Although that's Leadership 101 — basic, simple and timeless — it's not a slam-dunk. Any centrally directed strategy must contend with individual agendas, agency priorities that conflict with it, budget concerns, a lack of understanding by some key players and a lack of trust by others. The status quo is very powerful, even if it delivers underwhelming results.
The departing U.S. CIO Vivek Kundra, his staff and the CIO Council deserve kudos for their efforts to craft and launch the plan. It's clear that significant collaboration was required during the plan's development and that much effort was dedicated to explaining it to those affected. And it is also clear that as a result, the federal IT community understands what is expected of it and is focusing effort on the common strategy.
Clear Priorities
Although the initiative is titled "25 Point Implementation Plan to Reform Federal Information Technology Management," it's more appropriate to consider it a statement of policy direction than an executable plan.

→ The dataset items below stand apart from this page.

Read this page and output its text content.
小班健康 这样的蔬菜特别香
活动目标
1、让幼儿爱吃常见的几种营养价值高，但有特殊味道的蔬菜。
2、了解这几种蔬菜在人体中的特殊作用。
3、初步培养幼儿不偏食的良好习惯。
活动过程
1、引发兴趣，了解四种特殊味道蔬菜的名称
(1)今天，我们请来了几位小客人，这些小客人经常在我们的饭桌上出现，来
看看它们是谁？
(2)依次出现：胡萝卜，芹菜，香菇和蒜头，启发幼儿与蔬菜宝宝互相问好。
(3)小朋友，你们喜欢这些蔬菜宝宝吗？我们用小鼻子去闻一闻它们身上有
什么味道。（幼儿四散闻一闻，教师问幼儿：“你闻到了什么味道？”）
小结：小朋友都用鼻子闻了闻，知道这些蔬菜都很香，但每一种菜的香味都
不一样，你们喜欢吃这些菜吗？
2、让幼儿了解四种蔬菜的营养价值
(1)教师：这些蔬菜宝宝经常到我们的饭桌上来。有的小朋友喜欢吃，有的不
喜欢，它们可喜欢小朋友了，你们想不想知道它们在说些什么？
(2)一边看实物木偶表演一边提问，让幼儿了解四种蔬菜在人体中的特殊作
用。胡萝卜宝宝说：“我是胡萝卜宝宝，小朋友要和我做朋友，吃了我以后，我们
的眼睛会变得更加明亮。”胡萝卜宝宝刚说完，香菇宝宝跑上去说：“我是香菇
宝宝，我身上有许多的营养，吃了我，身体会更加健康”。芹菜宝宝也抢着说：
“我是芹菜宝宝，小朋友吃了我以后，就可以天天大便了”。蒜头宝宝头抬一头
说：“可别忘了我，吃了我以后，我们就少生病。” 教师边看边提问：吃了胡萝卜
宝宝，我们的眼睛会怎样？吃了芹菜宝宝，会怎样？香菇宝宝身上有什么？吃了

First, OMB does not execute; OMB issues policies and strategies, and then holds agencies accountable. Agencies must translate the strategy into executable projects and manage the daily tasks of implementing those projects. Second, there are far too many points in the plan to execute well, and it is clear that all points are not of equal priority, of equal difficulty in terms of implementation or of equal value in terms of how each contributes to achieving the overall objectives.
The administration has signaled its top priorities among the 25 items by what it chooses to focus its attention on and by what it chooses to discuss publically.
To date, most of the attention has focused on data center consolidation, cloud computing and the TechStat review process. These are clearly the top priorities — in part because these elements are the most discussed and focused on, and because these elements hold the prospect of delivering more value over the near term in the form of costs saved and failures minimized.
Measuring Progress
The government's IT leadership team has signaled that it understands that measurement and accountability are critical components in making sure that agencies deliver the intended results.
Progress on the reform initiatives in the plan is being closely and publically tracked, and part of the communications strategy involves the issuing of formal report cards every six months.
Continued commitment to reporting the facts — both good and bad — and the discipline to carry reporting forward until completion of each reform initiative is important. As we know from experience in Washington, it is easy to become distracted and move off course as each new crisis lands on your plate.